Kidd burned his other tract just down the road the day before in Mid-April. The rows of pine trees in the area had been thinned by a logging crew last summer and Hurricane Helene cleared out even more pines and the understory has responded well.
He said as he and his crew were mopping up the prescribed fire, quail were whistling in the charred woods down the hill. To him, its an indicator that the work he’s put in is working.
“It’s like they were whistling, saying, ‘There’s smoke in the air down here. This is going to be good this summer,’” he said.
In addition to thinning trees, discing and implementing more and more prescribed fire, Kidd has started trapping predators recently. While he likes seeing so many different species on this land, he recognized the need to manage the growing population of nest predators.
“I really do feel like that the more balanced the landscape, the environment, that there’s room for everything out here,” he said. “But I do think sometimes it can get skewed one way or another, and you just have to take action.”
Kidd’s property is small, but he remembers attending a Tall Timbers Field Day in South Carolina years back where the discussion turned to focusing more and more on helping smaller property owners figure out how to manage their land.
His property is broken down into burn units only about 10 to 12 acres in size using roads and creeks as fire breaks, he’s focused on maximizing areas for brooding cover and thinned down trees to a basal area between 40 and 100 square feet per acre, which seems to be attracting quail.
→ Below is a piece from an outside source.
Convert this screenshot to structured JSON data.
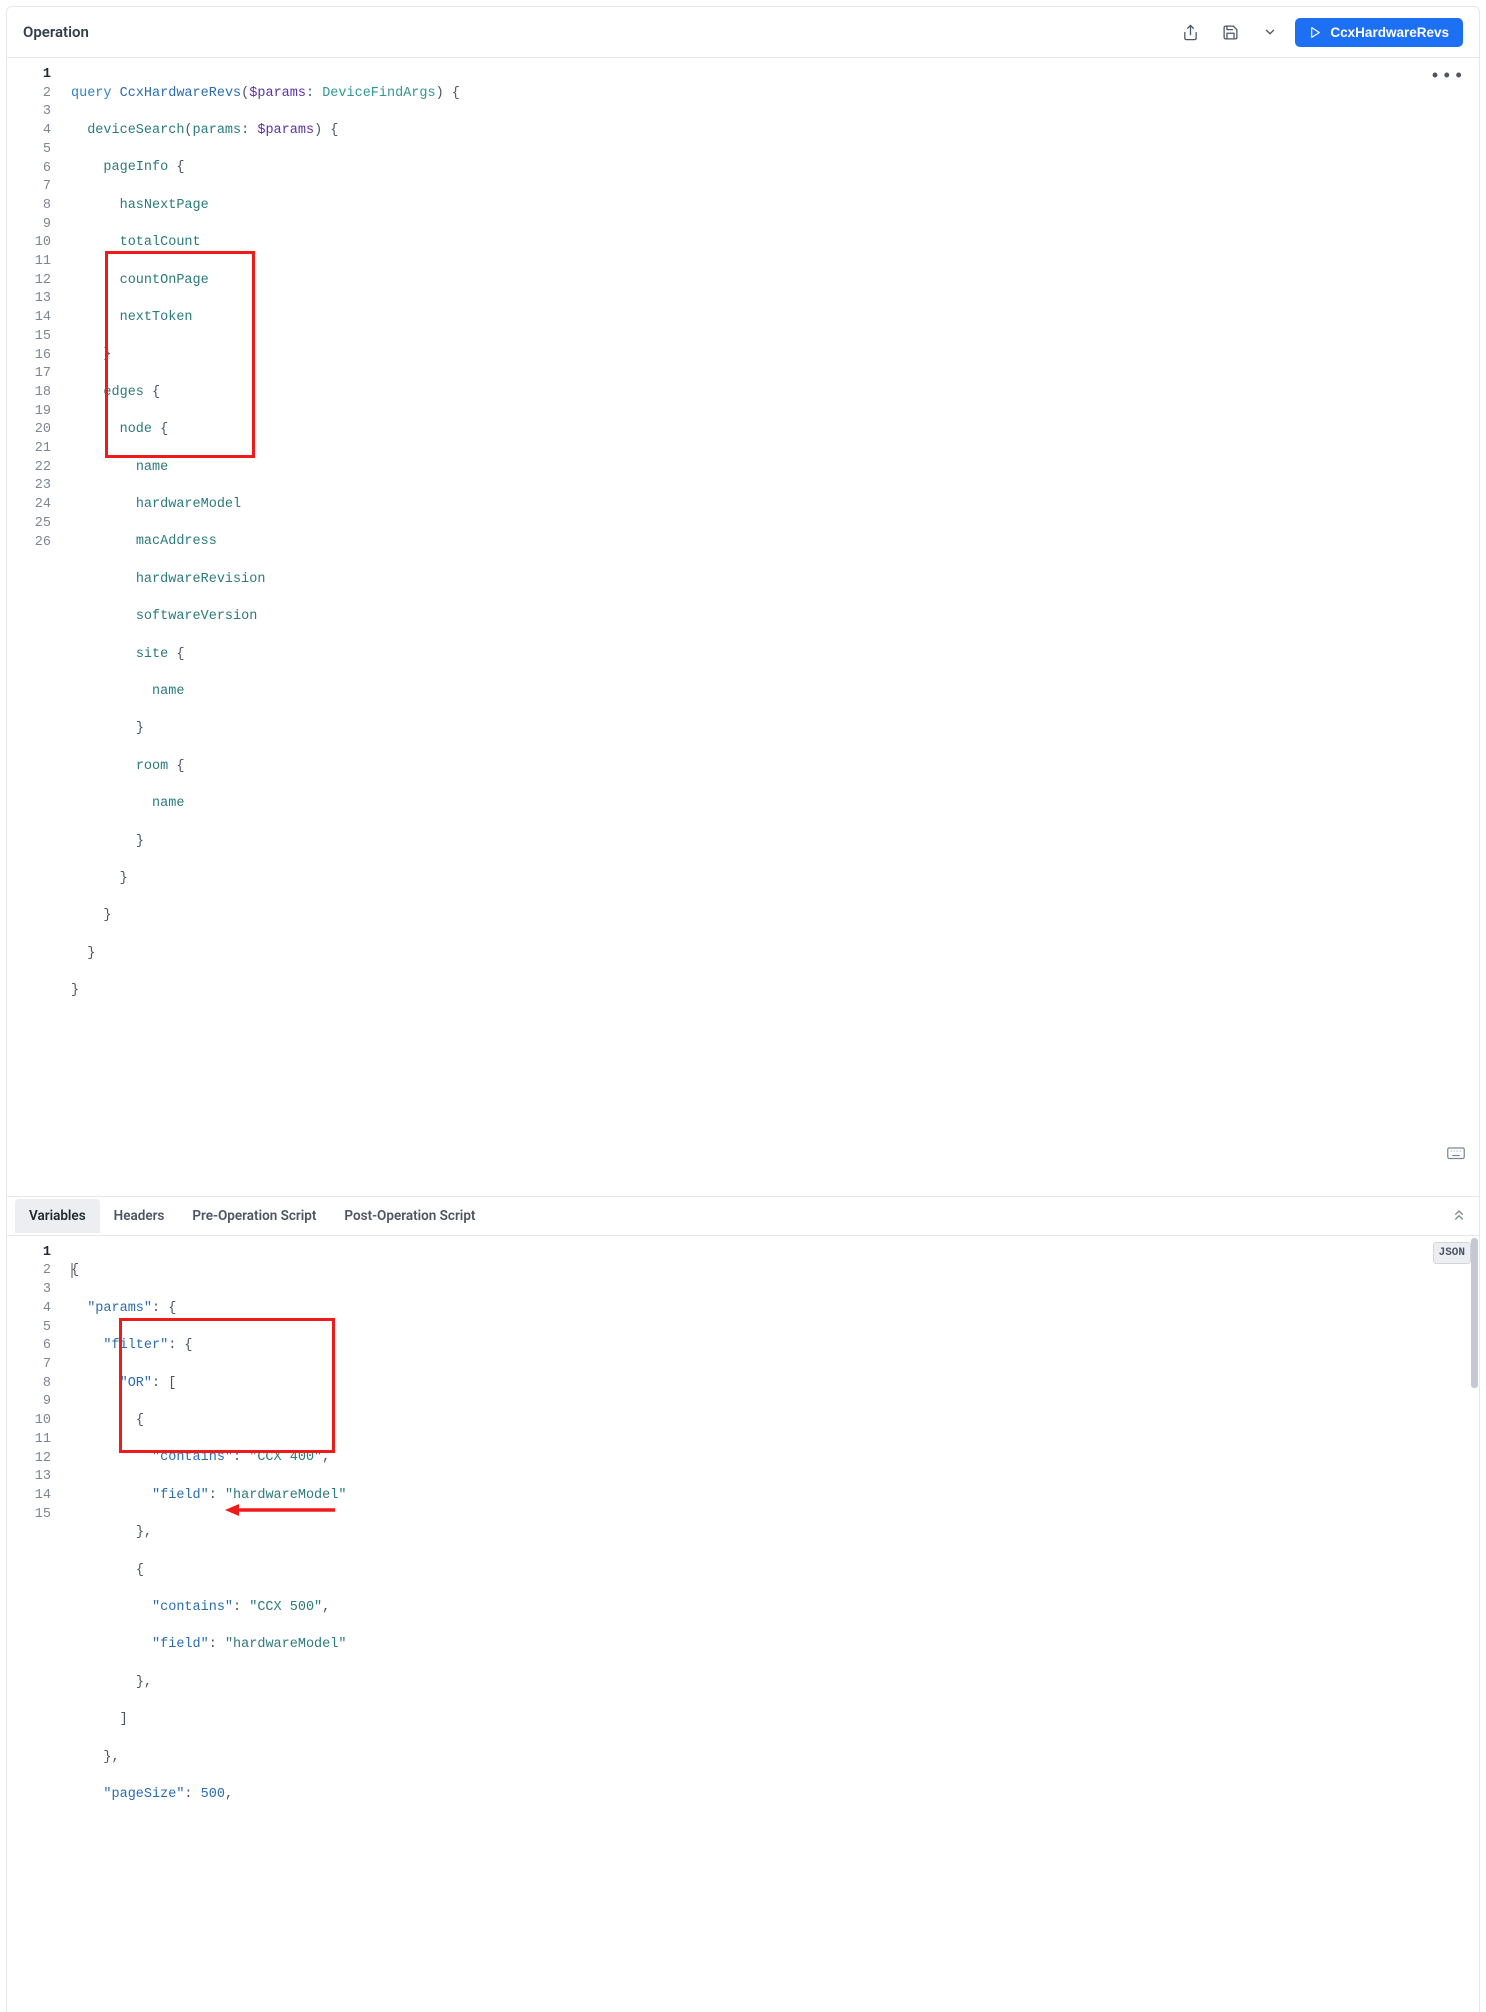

While Kidd has worked to improve his land, his use of prescribed fire is spreading to neighboring properties. Others who have never considered fire are starting to use it to manage their land and build landscape scale change that can support wildlife across property boundaries and overall improve the local ecosystem.
It’s that continued improvement built upon sweat equity, and increase in quail he’s hearing off his back porch, that makes the land management journey that much sweeter.
“You see that response and it just keeps you going,” he said. “It just shows me I’m doing the right thing.”